His lips twitch again. “Thank you very much.”
“Okay. Let’s do it.”
He takes the champagne bottle from my hand and puts it on the windowsill behind me. Then he holds out a hand for his jacket.
“Oh. Right.”
He tosses that beside the champagne bottle, and then the photographer’s attention is on us. I shuffle beside West, and he reaches for the low of my back again, wrapping an arm around me.
It doesn’t feel so bad.
It feels… good, and warm, and strong. And he’s not trying to charm me, to get me into bed. There are no expectations here. It’s an act, and I know how to act.
I tilt my head against his shoulder and smile at the lens. It’s one of the smiles I’ve perfected over years of modeling. The secret smile, a photographer once told me. Like you’re happy and thinking about a secret only you know. Or in this case, a secret only West and I know.

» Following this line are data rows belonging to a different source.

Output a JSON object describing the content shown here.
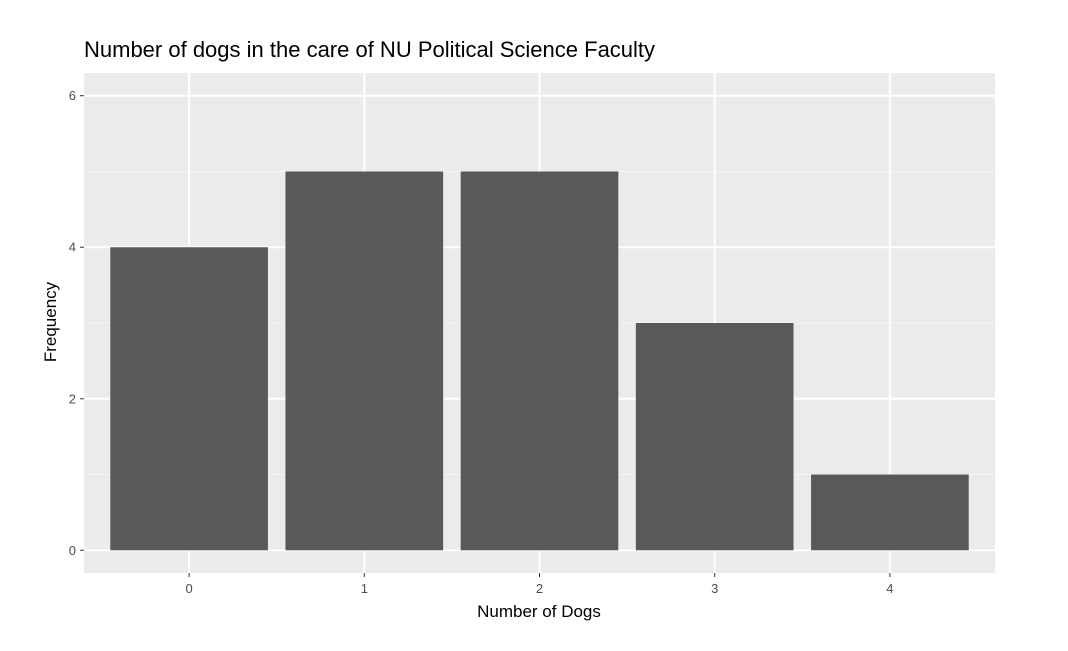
{
  "chart_data": {
    "type": "bar",
    "title": "Number of dogs in the care of NU Political Science Faculty",
    "xlabel": "Number of Dogs",
    "ylabel": "Frequency",
    "categories": [
      "0",
      "1",
      "2",
      "3",
      "4"
    ],
    "values": [
      4,
      5,
      5,
      3,
      1
    ],
    "ylim": [
      -0.3,
      6.3
    ],
    "yticks": [
      "0",
      "2",
      "4",
      "6"
    ],
    "grid": true,
    "legend": "none",
    "colors": {
      "bar": "#595959",
      "panel": "#ebebeb",
      "grid_major": "#ffffff",
      "grid_minor": "#f5f5f5",
      "tick": "#333333"
    }
  }
}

I think of him sitting alone in the armchair years ago, nursing his scotch and looking up to meet my gaze. Me asking. Want to grab a drink?
A flash.
I look up at West and keep that smile in place. He looks down at me, his eyebrows knitting together. His eyes really are the oddest color. The deep shade of whiskey or honey, so unusual beneath the scarred eyebrow. He looks at me like he’s trying to figure out what I’m thinking.
Another flash, and the spell is broken.
I step away from him.
West’s jaw works. He thanks the photographer and reaches for the bottle of champagne. “Come,” he tells me. “We’re done for tonight.”